The banking subsidiary, First City Monument Bank Ltd., benefited from the deployment of proceeds from its 2024 capital raise and higher yields on earning assets, resulting in growth in net interest income and return on equity.

Gross revenue grew by 42.5% to N1.13 trillion in 2025, largely driven by a 61.7% growth in interest income and a 17.3% increase in earning assets, which rose from N4.18 trillion to N4.90 trillion.

The same drivers supported a strong start to 2026, with gross revenue growing by 26.7% to N320.2 billion in the first quarter, compared with N252.7 billion in the corresponding period of 2025.

Customer confidence in FCMB remained strong. Current and savings account balances grew by 17%, increasing by N420.5 billion during 2025, and further rose by 15% to N433.5 billion in the first quarter of 2026.

Total customer deposits increased by 2.8% in 2025 and 5.8% in the first quarter of 2026, as the low-cost deposit mix improved from 65.4% to 71.1%.

Net interest income grew by 124.5% to N505.9 billion in 2025, from N225.3 billion in 2024, driven by an increase in net interest margin to 9.5%, from 6.3%.

This momentum continued into 2026, with net interest margin rising further to 10.7% in the first quarter.

Alongside stronger revenue generation, the Group improved operating efficiency, with its cost-to-income ratio declining to 53.8% by the end of 2025, from 59.9%.

These gains were supported by continued investments in people, technology, and business expansion.

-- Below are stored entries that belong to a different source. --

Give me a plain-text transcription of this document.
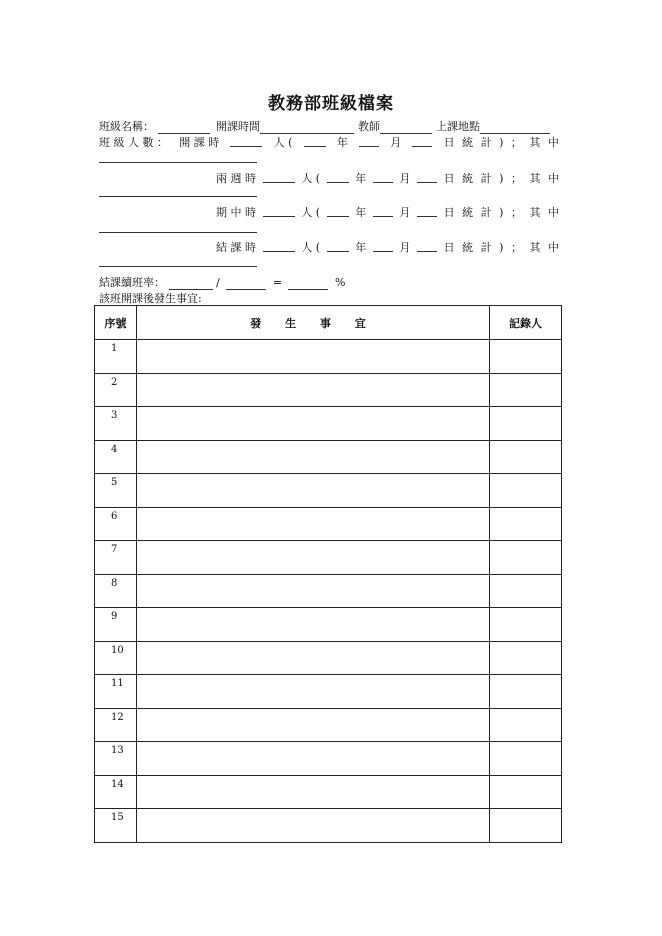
教務部班級檔案
班級名稱：	開課時間	教師	上課地點
班 級 人 數 ： 開 課 時	人 (	年	月	日 統 計 ) ； 其 中
兩 週 時	人 (	年	月	日 統 計 ) ； 其 中
期 中 時	人 (	年	月	日 統 計 ) ； 其 中
結 課 時	人 (	年	月	日 統 計 ) ； 其 中
結課續班率：	/	=	%
該班開課後發生事宜:
序號	發 生 事 宜	記錄人
1		
2		
3		
4		
5		
6		
7		
8		
9		
10		
11		
12		
13		
14		
15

Total assets increased by 8.2% to N7.63 trillion at the end of 2025, from N7.05 trillion a year earlier, and grew further by 4.4% to N7.96 trillion as of March 31, 2026, reflecting the Group’s focus on balance sheet efficiency and optimisation.

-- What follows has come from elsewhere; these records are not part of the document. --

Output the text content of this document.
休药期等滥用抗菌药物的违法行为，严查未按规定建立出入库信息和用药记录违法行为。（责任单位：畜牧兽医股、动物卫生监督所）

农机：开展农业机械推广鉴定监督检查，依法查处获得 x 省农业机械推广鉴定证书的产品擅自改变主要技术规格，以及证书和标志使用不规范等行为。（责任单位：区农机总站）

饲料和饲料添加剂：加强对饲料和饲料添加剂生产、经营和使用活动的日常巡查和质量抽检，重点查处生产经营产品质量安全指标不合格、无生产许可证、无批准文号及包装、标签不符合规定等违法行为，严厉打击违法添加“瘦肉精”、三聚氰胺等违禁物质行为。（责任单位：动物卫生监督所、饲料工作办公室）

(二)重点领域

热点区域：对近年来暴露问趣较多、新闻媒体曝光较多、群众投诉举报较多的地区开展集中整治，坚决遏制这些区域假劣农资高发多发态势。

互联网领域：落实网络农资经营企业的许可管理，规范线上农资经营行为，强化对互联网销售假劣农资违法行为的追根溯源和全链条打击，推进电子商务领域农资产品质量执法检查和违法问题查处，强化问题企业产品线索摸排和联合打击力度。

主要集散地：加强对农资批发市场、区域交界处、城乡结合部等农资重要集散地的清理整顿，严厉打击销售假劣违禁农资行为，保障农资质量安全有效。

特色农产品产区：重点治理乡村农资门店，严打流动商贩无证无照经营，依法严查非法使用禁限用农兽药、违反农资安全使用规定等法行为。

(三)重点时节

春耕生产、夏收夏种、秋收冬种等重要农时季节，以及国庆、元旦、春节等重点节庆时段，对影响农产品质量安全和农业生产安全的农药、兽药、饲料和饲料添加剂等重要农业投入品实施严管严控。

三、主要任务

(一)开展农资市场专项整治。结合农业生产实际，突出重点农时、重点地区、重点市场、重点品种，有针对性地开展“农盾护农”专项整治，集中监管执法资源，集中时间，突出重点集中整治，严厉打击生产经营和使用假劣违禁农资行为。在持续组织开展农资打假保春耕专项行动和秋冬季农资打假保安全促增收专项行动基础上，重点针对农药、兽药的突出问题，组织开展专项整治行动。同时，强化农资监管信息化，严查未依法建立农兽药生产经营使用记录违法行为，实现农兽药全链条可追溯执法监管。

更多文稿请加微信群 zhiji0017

The Group also maintained a disciplined approach to lending while expanding support for consumers and small businesses.

Loans and advances to customers increased by 0.4% to N2.37 trillion in 2025, while consumer and SME lending rose by 24% to N930 billion.

Total loans and advances stood at N2.23 trillion at the end of the first quarter of 2026.

Assets under management maintained a strong growth trajectory, rising by 24.2% to N1.70 trillion at the end of 2025, from N1.37 trillion in 2024.

This further grew by 10.1% to N1.88 trillion as of March 2026, supported by continued market share gains by FCMB Pensions and FCMB Asset Management.

The Group recorded a 21.4% increase in total equity to N835.4 billion at the end of 2025.

Total equity rose further to N1.14 trillion as of March 2026, up 36.5%, supported by retained earnings and additional capital raised through the Group’s 2025 public offer.

The Group’s capital adequacy ratio stood at 26.95% as of March 2026, providing a strong capital buffer to support future growth.

FCMB Group proposed a dividend of 35 kobo per share.

Commenting on the results, Group Chief Executive, Ladi Balogun, said:

“ These results reflect the strength of our diversified business model and disciplined execution. We grew earnings, improved efficiency, and strengthened our balance sheet while continuing to support customers and create value for shareholders. Our strong start to 2026 positions us well to sustain growth across the Group.”

FCMB Group Plc is a financial services group headquartered in Lagos, Nigeria, with operating companies divided into four business groups: Banking Group (First City Monument Bank Limited, FCMB (UK) Limited, and FCMB Microfinance Bank Limited); Consumer Finance (Credit Direct Limited); Investment Banking (FCMB Capital Markets Limited and CSL Stockbrokers Limited); and Investment Management (FCMB Pensions Limited, FCMB Asset Management Limited, and FCMB Trustees Limited).

Listed on the Nigerian Exchange (NGX) with the ticker symbol FCMB, FCMB Group Plc has 65,954,593,274 ordinary shares held by more than 620,000 shareholders.

First City Monument Bank Limited, the flagship company, serves about 15 million customers through 205 branches across Nigeria and operates a banking subsidiary in the United Kingdom through FCMB Bank (UK) Limited, which is authorised by the Prudential Regulation Authority (PRA) and regulated by the Financial Conduct Authority (FCA) and the PRA in the United Kingdom.